Wednesday 14.11.2018 Exercise Exercises. Solutions.
Thursday 15.11.2018 Lecture Primitive characters, Gauss sums, begin functional equation of L(s,χ)
Wednesday 21.11.2018 Exercise Exercises. Solutions.
Thursday 22.11.2018 Lecture Finish functional equation of L(s,χ), functions of bounded order.
Wednesday 28.11.2018 Lecture 8h15 to 9h00; exercise 9h15 to 10h00 Jensen's formula. Exercises. Solutions.
Thursday 29.11.2018 Lecture Hadamard factorization theorem.
Wednesday 05.12.2018 Lecture 8h15 to 9h00; exercise 9h15 to 10h00 Counting zeros of the zeta function Exercises. Solutions.
Thursday 06.12.2018 Lecture Weil's explicit formula
Wednesday 12.12.2018 Lecture 8h15 to 9h00; exercise 9h15 to 10h00 Zero counting for L(s,χ). The pnt assuming a zero-free region. Exercises. Solutions.
Thursday 13.12.2018 Lecture (by Prof. Nelson) Zero free regions for the zeta function and L(s,χ)
Wednesday 19.12.2018 Lecture 8h15 to 9h00; exercise 9h15 to 10h00 Warm up to Siegel's theorem. Exercises. Solutions.
Thursday 20.12.2018 Lecture Siegel's theorem and the prime number theorem in arithmetic progressions

The new exercises will be posted here on Fridays. We expect you to look at the problems and to prepare questions for the exercise class on the following week. You have the option to submit written solutions to the exercises on Thursday in the lecture to get comments on your work. These will be returned the following Thursday lecture. Solutions and a new exercise sheet will be posted the following Friday.

The main resource for the class is the lecture notes. These are based in large part on a course of Prof. Dr. Michel given at EPFL in 2014. The following books are also highly recommended:
Here is a list of the major changes to the course notes since Dec 20, 2018:
• - The proof of Theorem 9.3 (the quantitative zero-free region for Dirichlet L-functions) was revised.
• - Fixed a typo in the definition of the Gauss sum in section 4.2.

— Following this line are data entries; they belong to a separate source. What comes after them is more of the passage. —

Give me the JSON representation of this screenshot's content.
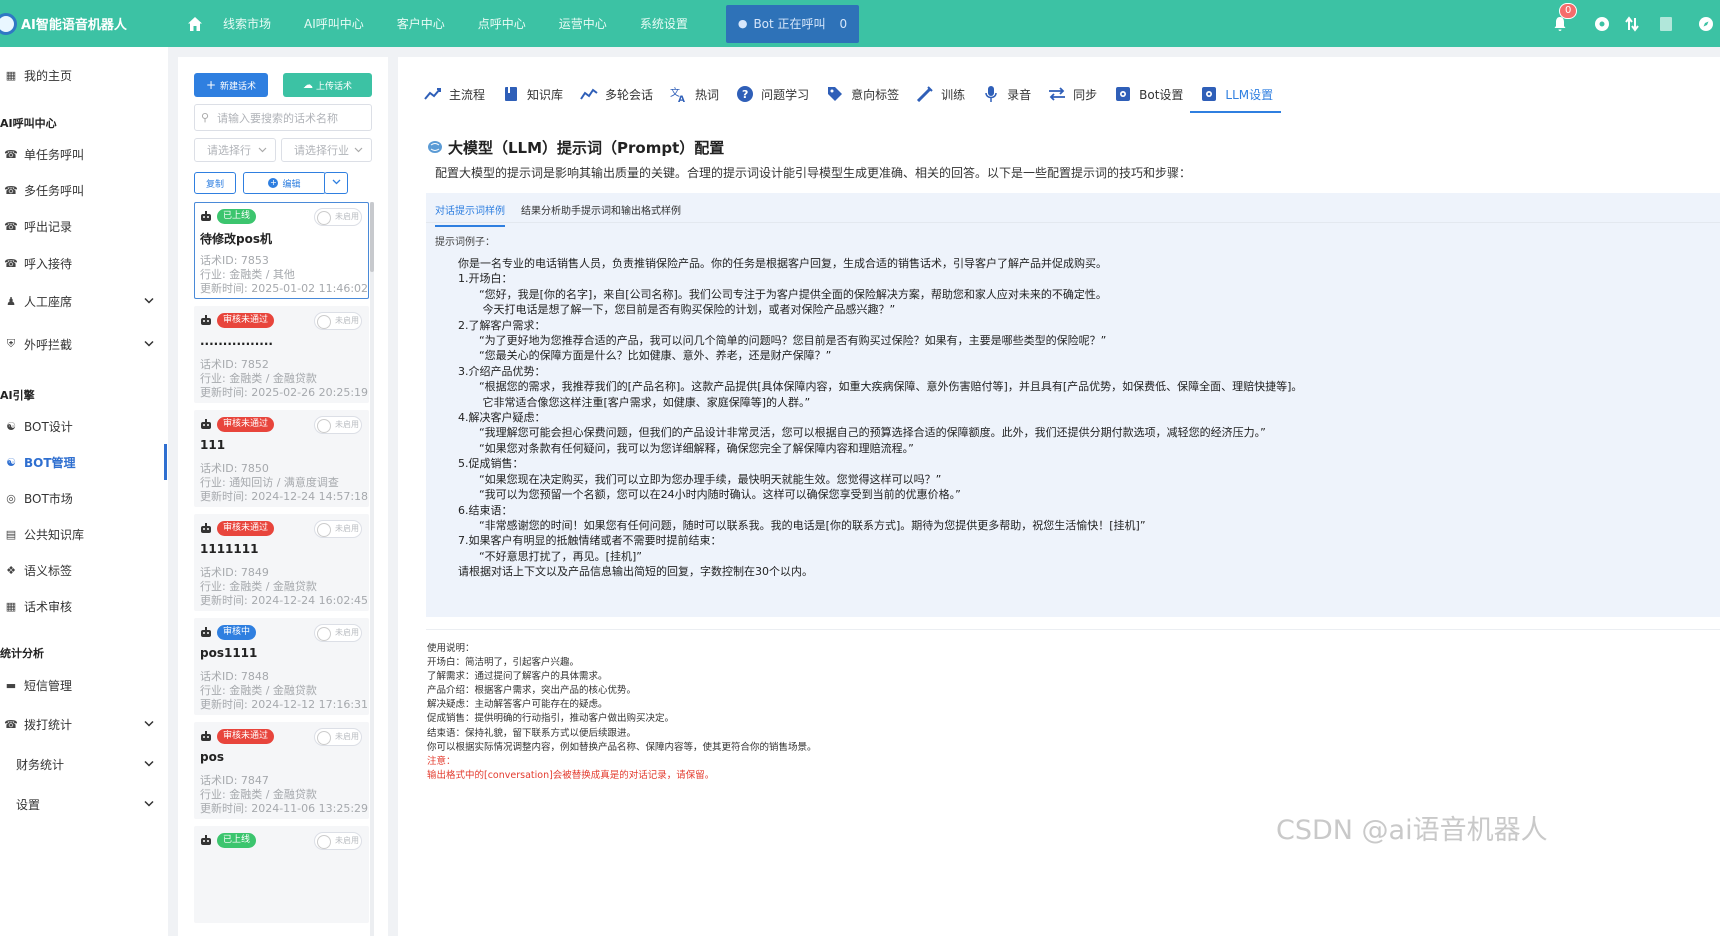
{
  "header": {
    "brand": "AI智能语音机器人",
    "nav": [
      "线索市场",
      "AI呼叫中心",
      "客户中心",
      "点呼中心",
      "运营中心",
      "系统设置"
    ],
    "bot_calling_label": "Bot 正在呼叫",
    "bot_calling_count": "0",
    "notification_count": "0",
    "accent_color": "#3cc2a4"
  },
  "sidebar": {
    "home": "我的主页",
    "groups": {
      "call_center": "AI呼叫中心",
      "engine": "AI引擎",
      "stats": "统计分析"
    },
    "items": {
      "single_task": "单任务呼叫",
      "multi_task": "多任务呼叫",
      "call_records": "呼出记录",
      "inbound": "呼入接待",
      "agent_seats": "人工座席",
      "block": "外呼拦截",
      "bot_design": "BOT设计",
      "bot_manage": "BOT管理",
      "bot_market": "BOT市场",
      "public_kb": "公共知识库",
      "semantic_tags": "语义标签",
      "script_review": "话术审核",
      "sms": "短信管理",
      "dial_stats": "拨打统计",
      "finance": "财务统计",
      "settings": "设置"
    }
  },
  "list": {
    "new_btn": "新建话术",
    "upload_btn": "上传话术",
    "search_placeholder": "请输入要搜索的话术名称",
    "select_trade": "请选择行",
    "select_industry": "请选择行业",
    "copy_btn": "复制",
    "edit_btn": "编辑",
    "cards": [
      {
        "status": "已上线",
        "status_type": "green",
        "toggle": "未启用",
        "name": "待修改pos机",
        "id": "话术ID: 7853",
        "industry": "行业: 金融类 / 其他",
        "updated": "更新时间: 2025-01-02 11:46:02"
      },
      {
        "status": "审核未通过",
        "status_type": "red",
        "toggle": "未启用",
        "name": "................",
        "id": "话术ID: 7852",
        "industry": "行业: 金融类 / 金融贷款",
        "updated": "更新时间: 2025-02-26 20:25:19"
      },
      {
        "status": "审核未通过",
        "status_type": "red",
        "toggle": "未启用",
        "name": "111",
        "id": "话术ID: 7850",
        "industry": "行业: 通知回访 / 满意度调查",
        "updated": "更新时间: 2024-12-24 14:57:18"
      },
      {
        "status": "审核未通过",
        "status_type": "red",
        "toggle": "未启用",
        "name": "1111111",
        "id": "话术ID: 7849",
        "industry": "行业: 金融类 / 金融贷款",
        "updated": "更新时间: 2024-12-24 16:02:45"
      },
      {
        "status": "审核中",
        "status_type": "blue",
        "toggle": "未启用",
        "name": "pos1111",
        "id": "话术ID: 7848",
        "industry": "行业: 金融类 / 金融贷款",
        "updated": "更新时间: 2024-12-12 17:16:31"
      },
      {
        "status": "审核未通过",
        "status_type": "red",
        "toggle": "未启用",
        "name": "pos",
        "id": "话术ID: 7847",
        "industry": "行业: 金融类 / 金融贷款",
        "updated": "更新时间: 2024-11-06 13:25:29"
      },
      {
        "status": "已上线",
        "status_type": "green",
        "toggle": "未启用",
        "name": "",
        "id": "",
        "industry": "",
        "updated": ""
      }
    ]
  },
  "main": {
    "tabs": [
      "主流程",
      "知识库",
      "多轮会话",
      "热词",
      "问题学习",
      "意向标签",
      "训练",
      "录音",
      "同步",
      "Bot设置",
      "LLM设置"
    ],
    "active_tab": "LLM设置",
    "title": "大模型（LLM）提示词（Prompt）配置",
    "description": "配置大模型的提示词是影响其输出质量的关键。合理的提示词设计能引导模型生成更准确、相关的回答。以下是一些配置提示词的技巧和步骤：",
    "example_tabs": [
      "对话提示词样例",
      "结果分析助手提示词和输出格式样例"
    ],
    "example_label": "提示词例子：",
    "prompt_text": "你是一名专业的电话销售人员，负责推销保险产品。你的任务是根据客户回复，生成合适的销售话术，引导客户了解产品并促成购买。\n1.开场白：\n      “您好，我是[你的名字]，来自[公司名称]。我们公司专注于为客户提供全面的保险解决方案，帮助您和家人应对未来的不确定性。\n       今天打电话是想了解一下，您目前是否有购买保险的计划，或者对保险产品感兴趣？”\n2.了解客户需求：\n      “为了更好地为您推荐合适的产品，我可以问几个简单的问题吗？您目前是否有购买过保险？如果有，主要是哪些类型的保险呢？”\n      “您最关心的保障方面是什么？比如健康、意外、养老，还是财产保障？”\n3.介绍产品优势：\n      “根据您的需求，我推荐我们的[产品名称]。这款产品提供[具体保障内容，如重大疾病保障、意外伤害赔付等]，并且具有[产品优势，如保费低、保障全面、理赔快捷等]。\n       它非常适合像您这样注重[客户需求，如健康、家庭保障等]的人群。”\n4.解决客户疑虑：\n      “我理解您可能会担心保费问题，但我们的产品设计非常灵活，您可以根据自己的预算选择合适的保障额度。此外，我们还提供分期付款选项，减轻您的经济压力。”\n      “如果您对条款有任何疑问，我可以为您详细解释，确保您完全了解保障内容和理赔流程。”\n5.促成销售：\n      “如果您现在决定购买，我们可以立即为您办理手续，最快明天就能生效。您觉得这样可以吗？”\n      “我可以为您预留一个名额，您可以在24小时内随时确认。这样可以确保您享受到当前的优惠价格。”\n6.结束语：\n      “非常感谢您的时间！如果您有任何问题，随时可以联系我。我的电话是[你的联系方式]。期待为您提供更多帮助，祝您生活愉快！[挂机]”\n7.如果客户有明显的抵触情绪或者不需要时提前结束：\n      “不好意思打扰了，再见。[挂机]”\n请根据对话上下文以及产品信息输出简短的回复，字数控制在30个以内。",
    "usage_lines": [
      "使用说明：",
      "开场白：简洁明了，引起客户兴趣。",
      "了解需求：通过提问了解客户的具体需求。",
      "产品介绍：根据客户需求，突出产品的核心优势。",
      "解决疑虑：主动解答客户可能存在的疑虑。",
      "促成销售：提供明确的行动指引，推动客户做出购买决定。",
      "结束语：保持礼貌，留下联系方式以便后续跟进。",
      "你可以根据实际情况调整内容，例如替换产品名称、保障内容等，使其更符合你的销售场景。"
    ],
    "note_label": "注意：",
    "note_text": "输出格式中的[conversation]会被替换成真是的对话记录，请保留。"
  },
  "watermark": "CSDN @ai语音机器人"
}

• - p. 17: in Ex. 2.13.3 Λ(n) changed to Λ(d).
• - End of p. 27: “has be modified” changed to “… has been modified”.
• - p. 28: "s with Re(s) > σ” changed to "s with Re(s) ≥ σ”.

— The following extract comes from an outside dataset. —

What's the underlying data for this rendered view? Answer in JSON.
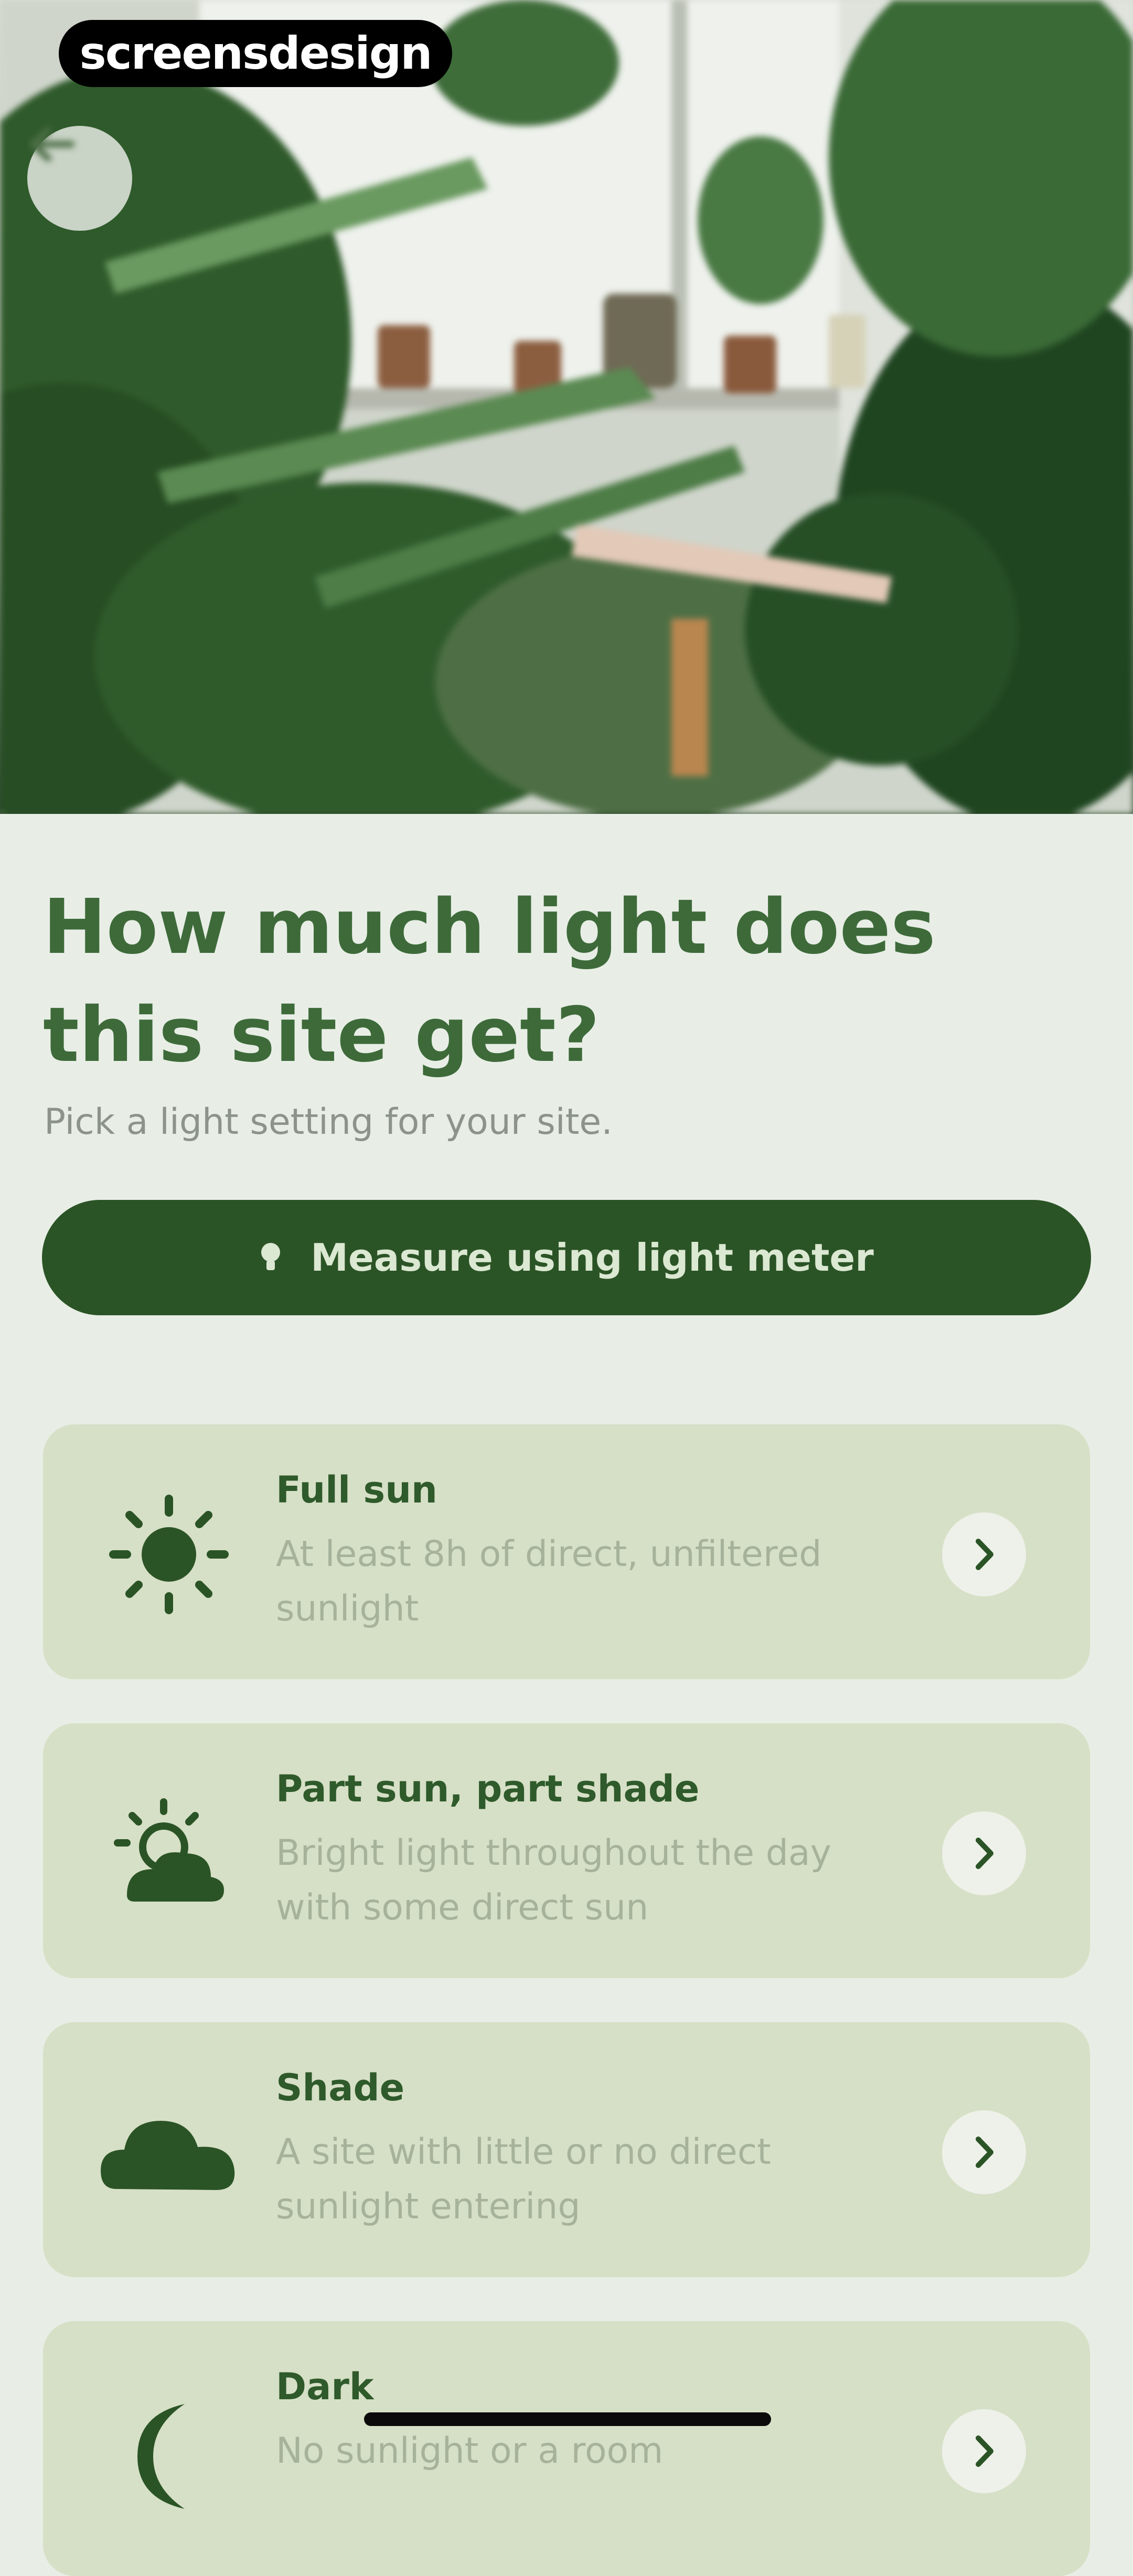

• - p. 36.The index of the first sum on the page changed to “1 < n ≤ X” instead of “1 ≤ n ≤ X”
• - p. 44: e(nz) changed to e(nx)
• - p. 47: (g exp(σ x))^ (t/2π) changed to (g exp(σ x))^ (-t/2π) in two places.

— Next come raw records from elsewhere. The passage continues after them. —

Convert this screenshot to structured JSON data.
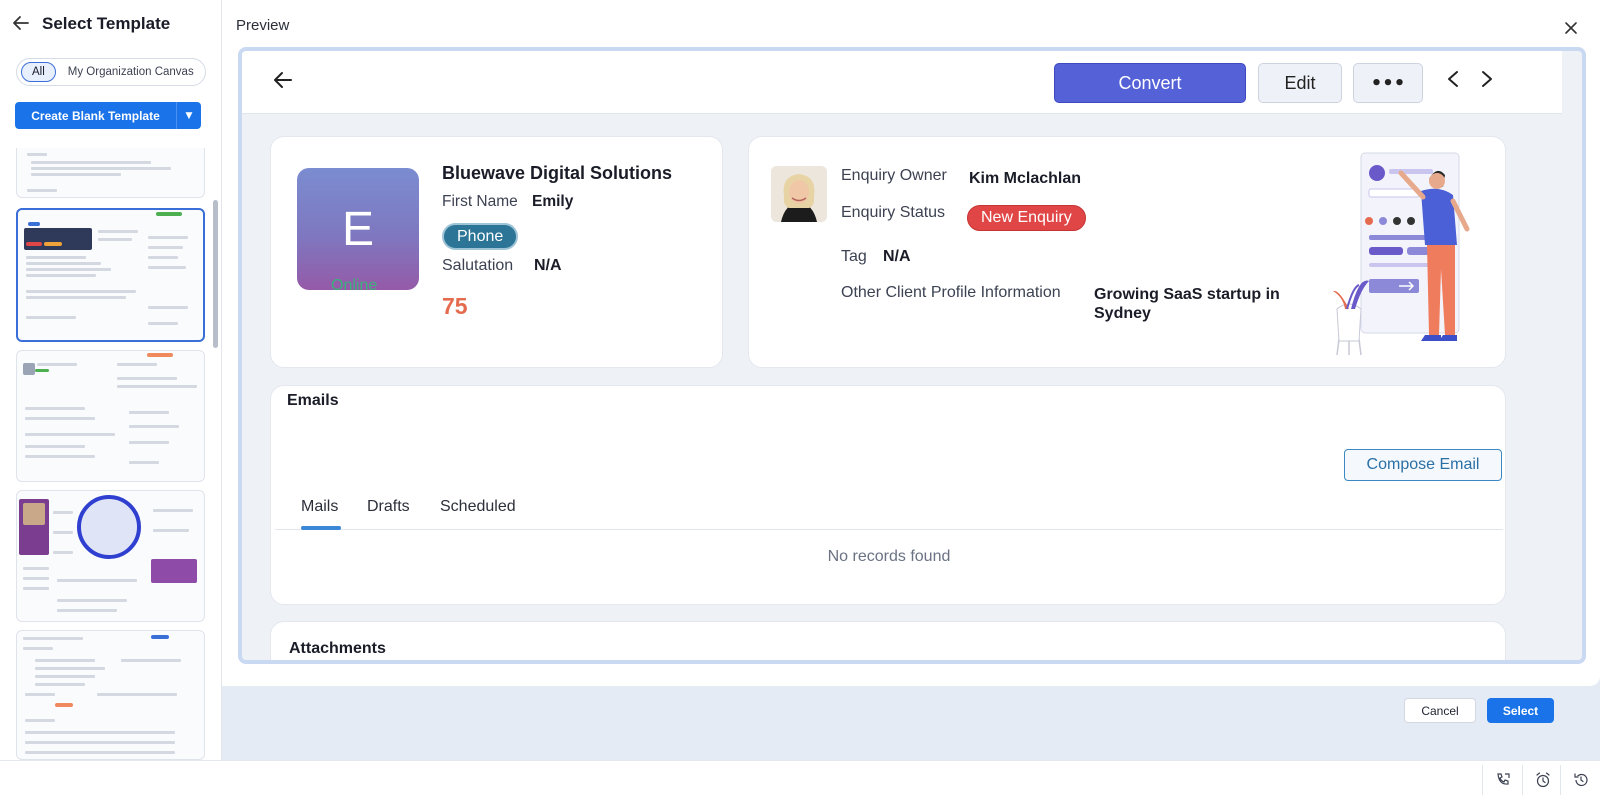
{
  "left_panel": {
    "title": "Select Template",
    "filters": [
      "All",
      "My Organization Canvas"
    ],
    "create_button": "Create Blank Template"
  },
  "preview": {
    "label": "Preview",
    "toolbar": {
      "convert": "Convert",
      "edit": "Edit",
      "more": "•••"
    },
    "profile_card": {
      "avatar_letter": "E",
      "presence": "Online",
      "company": "Bluewave Digital Solutions",
      "first_name_label": "First Name",
      "first_name_value": "Emily",
      "phone_badge": "Phone",
      "salutation_label": "Salutation",
      "salutation_value": "N/A",
      "score": "75"
    },
    "enquiry_card": {
      "owner_label": "Enquiry Owner",
      "owner_value": "Kim Mclachlan",
      "status_label": "Enquiry Status",
      "status_value": "New Enquiry",
      "tag_label": "Tag",
      "tag_value": "N/A",
      "profile_label": "Other Client Profile Information",
      "profile_value": "Growing SaaS startup in Sydney"
    },
    "emails": {
      "title": "Emails",
      "compose": "Compose Email",
      "tabs": [
        "Mails",
        "Drafts",
        "Scheduled"
      ],
      "empty": "No records found"
    },
    "attachments": {
      "title": "Attachments"
    }
  },
  "footer": {
    "cancel": "Cancel",
    "select": "Select"
  },
  "colors": {
    "primary": "#1a73e8",
    "convert": "#5561d6",
    "status_red": "#e04646",
    "phone_pill": "#2c7596",
    "score": "#e56b4e",
    "online": "#3bb07a"
  }
}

• - p. 48: In the 8th line of the Proof of Thm. 6.8 the word “inequality” was changed to “equality”.
• - p. 64: In the sum after “Putting these facts together, we find …” two instances of “Re” were deleted.
• - p.69: In the proof of Thm. 9.2 ζ has a simple pole at s=1, not s-1.
A written exam of three hours will take place during the exam periods in Winter and Summer 2019. A formula sheet was provided with the examination. There will be no student-produced written aids.